Murray Rothbard’s testimony about Ludwig Von Mises as an exile teacher in the US

…So in this state, Mises comes to the United States, he’s penniless, he’s about 60 years old or so. He starts writing in a new language, and he can’t get an academic post. This is the eternal blot on academia. This is a situation where every Marxist and semi-Marxist and three-quarter Marxist was getting cushy top chairs at Harvard and Princeton and whatever, and Mises couldn’t find an academic post, and he finally got one at NYU as a visiting professor with a salary paid for by outside businessmen and foundations. Same thing happened to Hayek. Hayek’s salary at the University of Chicago was never paid for by Chicago; it was paid for by outside business groups.

As a result, Mises was scorned, the dean was against him, the dean advised people not to take his courses and things like that. He was in a fantastically miserable situation, and yet–and here’s where I come into the picture; I get to know him at this point–when he started a seminar at NYU.

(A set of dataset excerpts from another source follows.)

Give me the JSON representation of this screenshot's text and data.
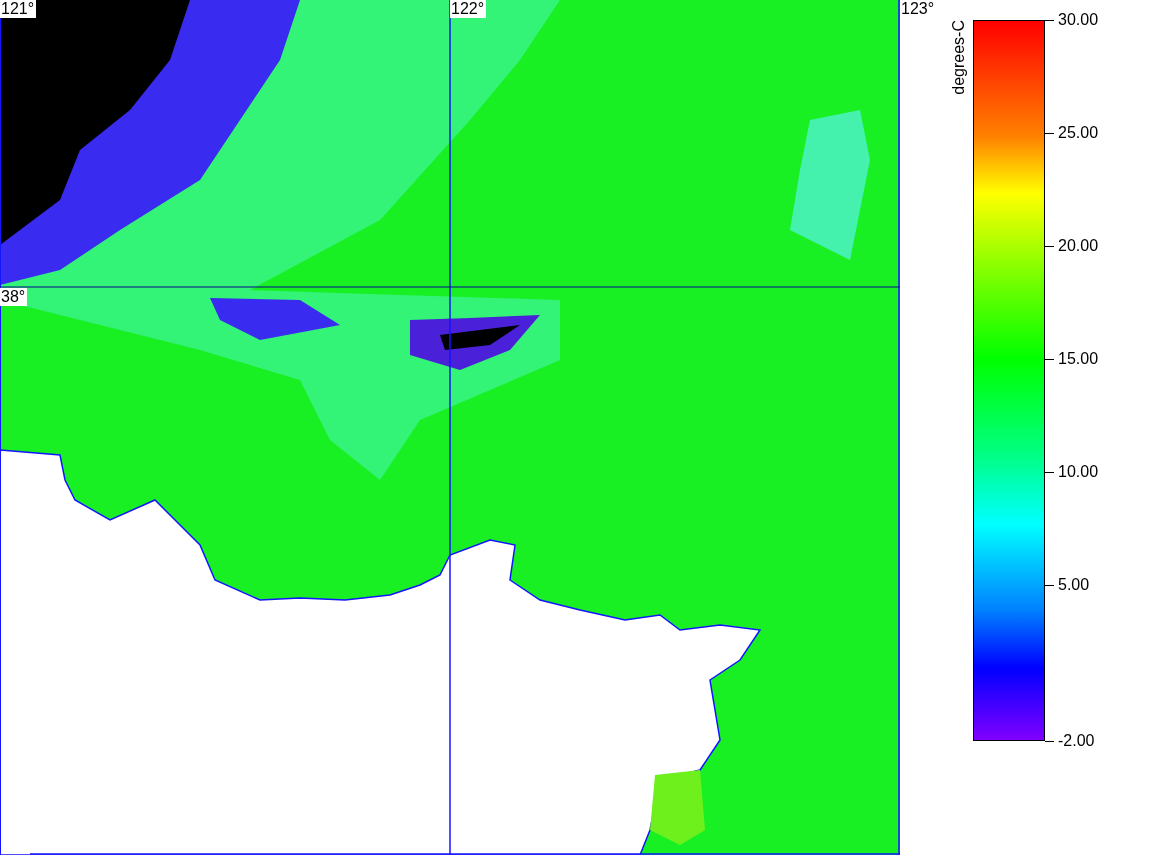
{
  "map": {
    "longitude_labels": [
      "121°",
      "122°",
      "123°"
    ],
    "latitude_labels": [
      "38°"
    ]
  },
  "legend": {
    "unit": "degrees-C",
    "ticks": [
      "30.00",
      "25.00",
      "20.00",
      "15.00",
      "10.00",
      "5.00",
      "-2.00"
    ]
  }
}
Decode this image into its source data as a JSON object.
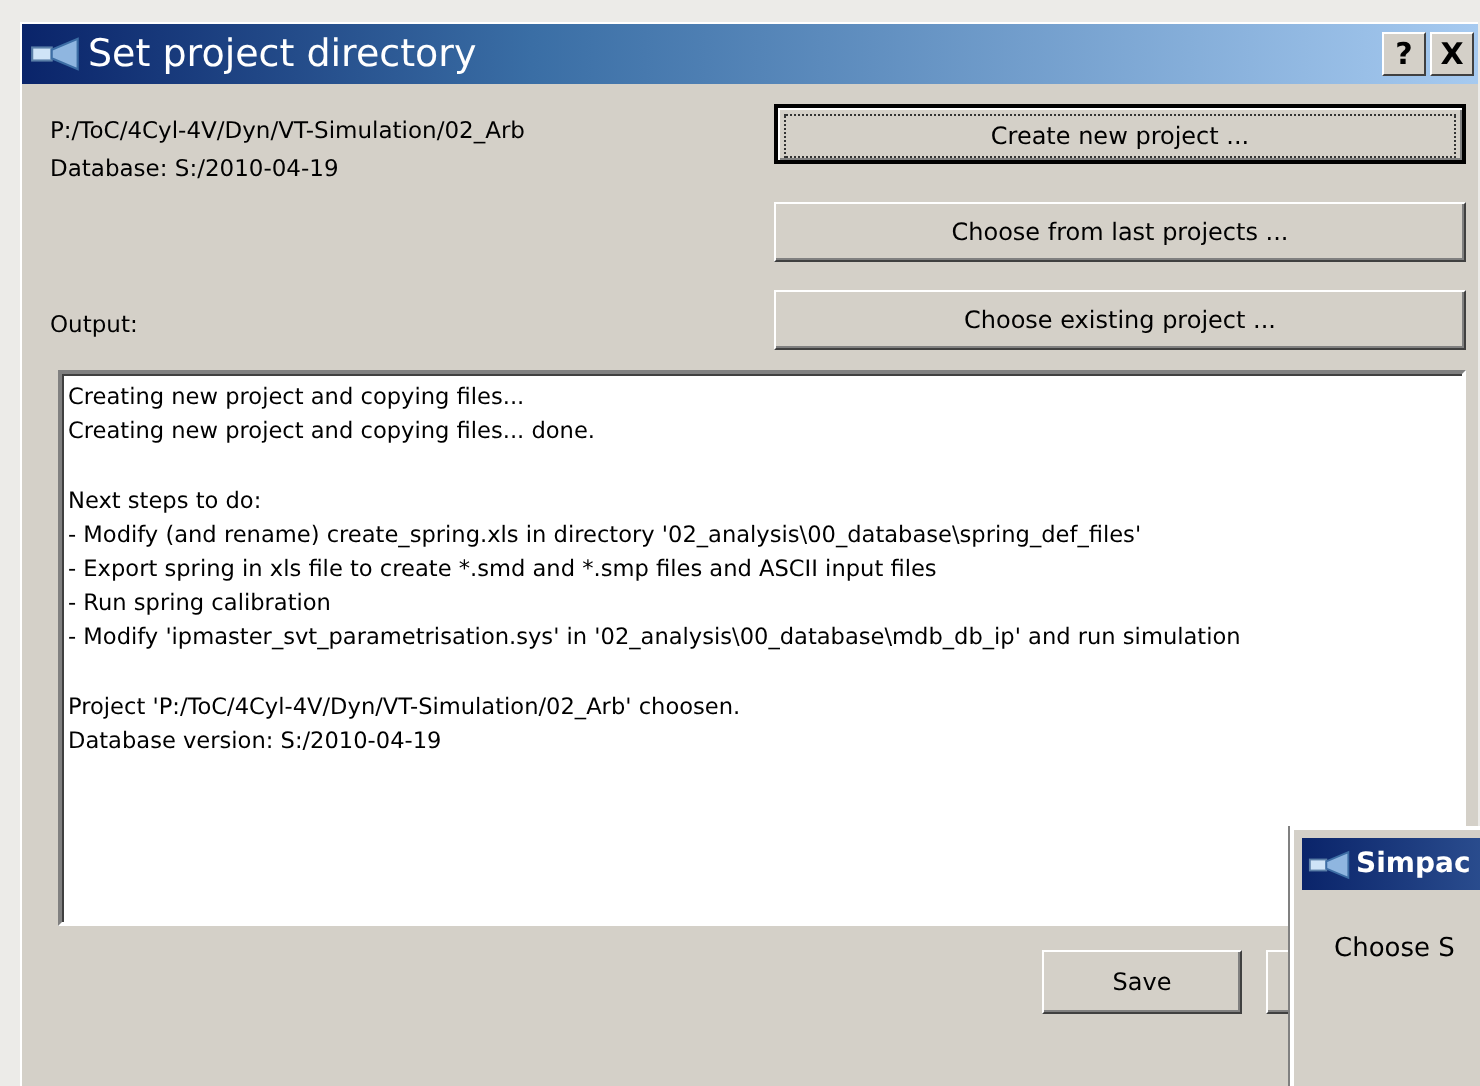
{
  "window": {
    "title": "Set project directory",
    "help": "?",
    "close": "X"
  },
  "project_path": "P:/ToC/4Cyl-4V/Dyn/VT-Simulation/02_Arb",
  "database": "Database: S:/2010-04-19",
  "output_label": "Output:",
  "buttons": [
    {
      "label": "Create new project ...",
      "focused": true
    },
    {
      "label": "Choose from last projects ...",
      "focused": false
    },
    {
      "label": "Choose existing project ...",
      "focused": false
    }
  ],
  "output_paragraphs": [
    [
      "Creating new project and copying files...",
      "Creating new project and copying files... done."
    ],
    [
      "Next steps to do:",
      "- Modify (and rename) create_spring.xls in directory '02_analysis\\00_database\\spring_def_files'",
      "- Export spring in xls file to create *.smd and *.smp files and ASCII input files",
      "- Run spring calibration",
      "- Modify 'ipmaster_svt_parametrisation.sys' in '02_analysis\\00_database\\mdb_db_ip' and run simulation"
    ],
    [
      "Project 'P:/ToC/4Cyl-4V/Dyn/VT-Simulation/02_Arb' choosen.",
      "Database version: S:/2010-04-19"
    ]
  ],
  "footer_buttons": [
    "Save"
  ],
  "popup": {
    "title": "Simpac",
    "text": "Choose S"
  }
}
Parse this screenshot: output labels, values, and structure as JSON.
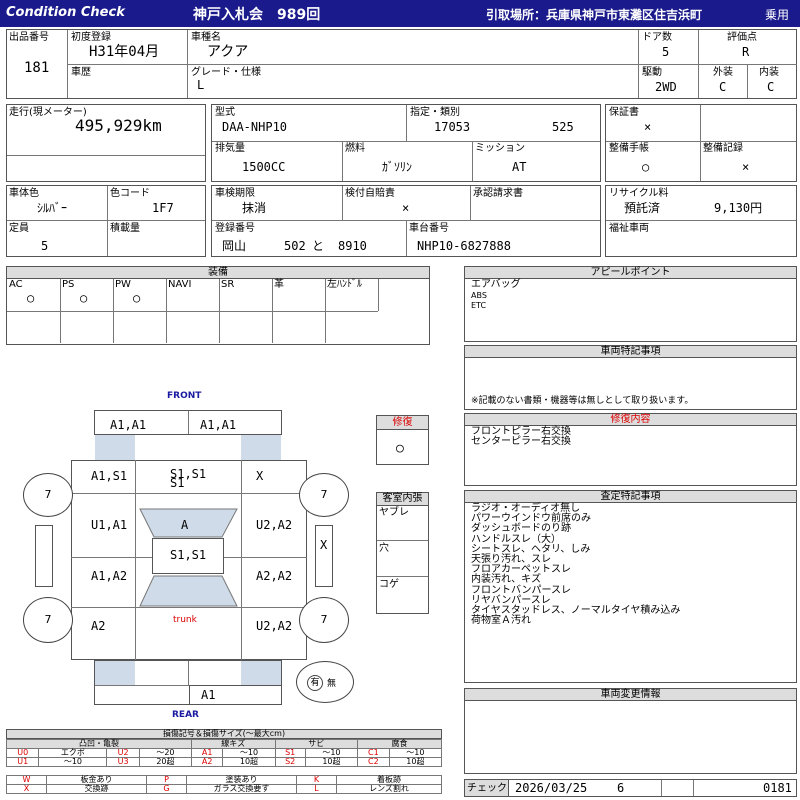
{
  "header": {
    "title": "Condition  Check",
    "auction": "神戸入札会　989回",
    "pickup": "引取場所：兵庫県神戸市東灘区住吉浜町",
    "usage": "乗用"
  },
  "info": {
    "lot_label": "出品番号",
    "lot": "181",
    "first_reg_label": "初度登録",
    "first_reg": "H31年04月",
    "history_label": "車歴",
    "model_name_label": "車種名",
    "model_name": "アクア",
    "grade_label": "グレード・仕様",
    "grade": "L",
    "doors_label": "ドア数",
    "doors": "5",
    "rating_label": "評価点",
    "rating": "R",
    "drive_label": "駆動",
    "drive": "2WD",
    "exterior_label": "外装",
    "exterior": "C",
    "interior_label": "内装",
    "interior": "C",
    "mileage_label": "走行(現メーター)",
    "mileage": "495,929km",
    "type_label": "型式",
    "type": "DAA-NHP10",
    "designation_label": "指定・類別",
    "designation": "17053",
    "category": "525",
    "warranty_label": "保証書",
    "warranty": "×",
    "displacement_label": "排気量",
    "displacement": "1500CC",
    "fuel_label": "燃料",
    "fuel": "ｶﾞｿﾘﾝ",
    "mission_label": "ミッション",
    "mission": "AT",
    "maint_book_label": "整備手帳",
    "maint_book": "○",
    "maint_record_label": "整備記録",
    "maint_record": "×",
    "color_label": "車体色",
    "color": "ｼﾙﾊﾞｰ",
    "color_code_label": "色コード",
    "color_code": "1F7",
    "inspection_label": "車検期限",
    "inspection": "抹消",
    "insurance_label": "検付自賠責",
    "insurance": "×",
    "claim_label": "承認請求書",
    "recycle_label": "リサイクル料",
    "recycle_status": "預託済",
    "recycle_fee": "9,130円",
    "capacity_label": "定員",
    "capacity": "5",
    "load_label": "積載量",
    "plate_label": "登録番号",
    "plate_area": "岡山",
    "plate_class": "502",
    "plate_kana": "と",
    "plate_num": "8910",
    "chassis_label": "車台番号",
    "chassis": "NHP10-6827888",
    "welfare_label": "福祉車両"
  },
  "equipment": {
    "title": "装備",
    "cols": [
      "AC",
      "PS",
      "PW",
      "NAVI",
      "SR",
      "革",
      "左ﾊﾝﾄﾞﾙ"
    ],
    "vals": [
      "○",
      "○",
      "○",
      "",
      "",
      "",
      ""
    ]
  },
  "appeal": {
    "title": "アピールポイント",
    "items": [
      "エアバッグ",
      "ABS",
      "ETC"
    ]
  },
  "special": {
    "title": "車両特記事項",
    "note": "※記載のない書類・機器等は無しとして取り扱います。"
  },
  "repair_content": {
    "title": "修復内容",
    "items": [
      "フロントピラー右交換",
      "センターピラー右交換"
    ]
  },
  "inspector_notes": {
    "title": "査定特記事項",
    "items": [
      "ラジオ・オーディオ無し",
      "パワーウインドウ前席のみ",
      "ダッシュボードのり跡",
      "ハンドルスレ（大）",
      "シートスレ、ヘタリ、しみ",
      "天張り汚れ、スレ",
      "フロアカーペットスレ",
      "内装汚れ、キズ",
      "フロントバンパースレ",
      "リヤバンパースレ",
      "タイヤスタッドレス、ノーマルタイヤ積み込み",
      "荷物室Ａ汚れ"
    ]
  },
  "change_info": {
    "title": "車両変更情報"
  },
  "repair": {
    "title": "修復",
    "value": "○"
  },
  "cabin": {
    "title": "客室内張",
    "rows": [
      "ヤブレ",
      "穴",
      "コゲ"
    ]
  },
  "diagram": {
    "front": "FRONT",
    "rear": "REAR",
    "trunk": "trunk",
    "marks": {
      "front_left": "A1,A1",
      "front_right": "A1,A1",
      "hood_left": "A1,S1",
      "hood_center": "S1,S1\nS1",
      "hood_right": "X",
      "door_fl": "U1,A1",
      "roof_front": "A",
      "door_fr": "U2,A2",
      "roof": "S1,S1",
      "door_rl": "A1,A2",
      "door_rr": "A2,A2",
      "rear_left": "A2",
      "rear_right": "U2,A2",
      "rear_bumper": "A1",
      "mirror_right": "X",
      "tire_fl": "7",
      "tire_fr": "7",
      "tire_rl": "7",
      "tire_rr": "7",
      "spare_yes": "有",
      "spare_no": "無"
    }
  },
  "legend": {
    "title": "損傷記号＆損傷サイズ(〜最大cm)",
    "groups": [
      "凸凹・亀裂",
      "線キズ",
      "サビ",
      "腐食"
    ],
    "row1": [
      "U0",
      "エクボ",
      "U2",
      "〜20",
      "A1",
      "〜10",
      "S1",
      "〜10",
      "C1",
      "〜10"
    ],
    "row2": [
      "U1",
      "〜10",
      "U3",
      "20超",
      "A2",
      "10超",
      "S2",
      "10超",
      "C2",
      "10超"
    ],
    "row3": [
      "W",
      "板金あり",
      "P",
      "塗装あり",
      "K",
      "着板跡"
    ],
    "row4": [
      "X",
      "交換跡",
      "G",
      "ガラス交換要す",
      "L",
      "レンズ割れ"
    ]
  },
  "footer": {
    "check_label": "チェック",
    "date": "2026/03/25",
    "num": "6",
    "code": "0181"
  }
}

…How did he act? It was magnificent, I couldn’t believe it. He was cheerful, was never bitter, never said an unkind word about anything, any person, and very sweet, and it was just a magnificent experience…

1 thought on “Murray Rothbard’s testimony about Ludwig Von Mises as an exile teacher in the US

  1. kevin+

    He had the serenity of a man that knows that he is right. And the confidence of a man that knew that history & time would vindicate him.

    All of that from a non-believer!

    How much more confidence should a man who puts his trust in the LORD demonstrate? How much more sweet & less bitter?

    Those that Bark are most often Dogs. Those that Bite are most often Wolves. Those that Pray are most often Saints.